Many who take advantage of an eLearning course will be doing so as it can be studied in their own time. This means they don’t want to be putting large segments of time aside to learn. They want it delivered quickly and in an engaging and informative way. Hence the importance of fast-paced and dynamic learning. What do we mean by this? Here’s a bit more detail.

Fast-Paced eLearning

By fast-paced we mean getting to the point quickly and in an informative manner. No matter the subject you are teaching, when in an eLearning environment it is important to cut to the chase. Do away with any ‘filler’ that may be involved in the classroom element. Cut the sessions down to short and informative segments to attend to the problem of attention span.

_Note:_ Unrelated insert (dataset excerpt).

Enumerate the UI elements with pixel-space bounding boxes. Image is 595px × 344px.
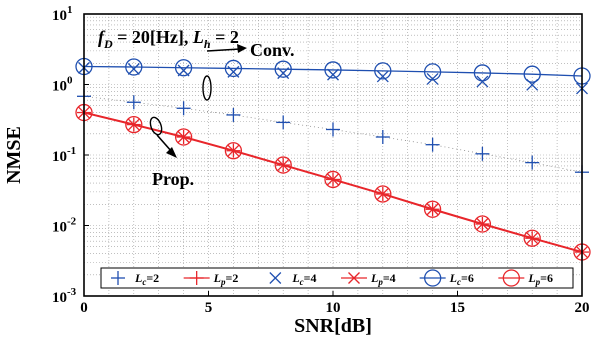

An eLearning student wants a session that they can fit in when they have a few minutes to spare. You might want to cut an hour-long lecture down into four or five sections. The advantage of this is that at the end of each section you can ensure the student comes away with something that is of value to them. Also, as it is a short session, they can re-run it in their own time. By giving them the information they want and need quickly, you are giving them a reason to complete the course.

Dynamic eLearning

A dynamic approach is important in eLearning. For example, let’s say you’re teaching Shakespeare. You could simply tell your students to read Hamlet and then write about it. Many tutors do, in the classroom environment, and this is an example of static learning. In truth, it teaches very little other than what is on the page.

A dynamic approach could be to give the students a certain section from the play – even if it is a particular speech – and use it as the basis of your short session. You could show it via video, so the student can watch it more than once. Then, you could perhaps ask them to rewrite it in a modern setting, for example. Or to explain it in a set number of words. This is dynamic, and engaging, as it involves the students more than simply reading words.

Dynamic eLearning is about interaction and involvement. It is engaging and enjoyable. The above is just one simple example. You might ask your students to set a questionnaire, or for an arts course to design a product. It’s about giving them the incentive to become involved, and to learn in the process.

eLearning is a fast-growing medium and on that will take a firm hold, and dynamic teaching is essential for student engagement.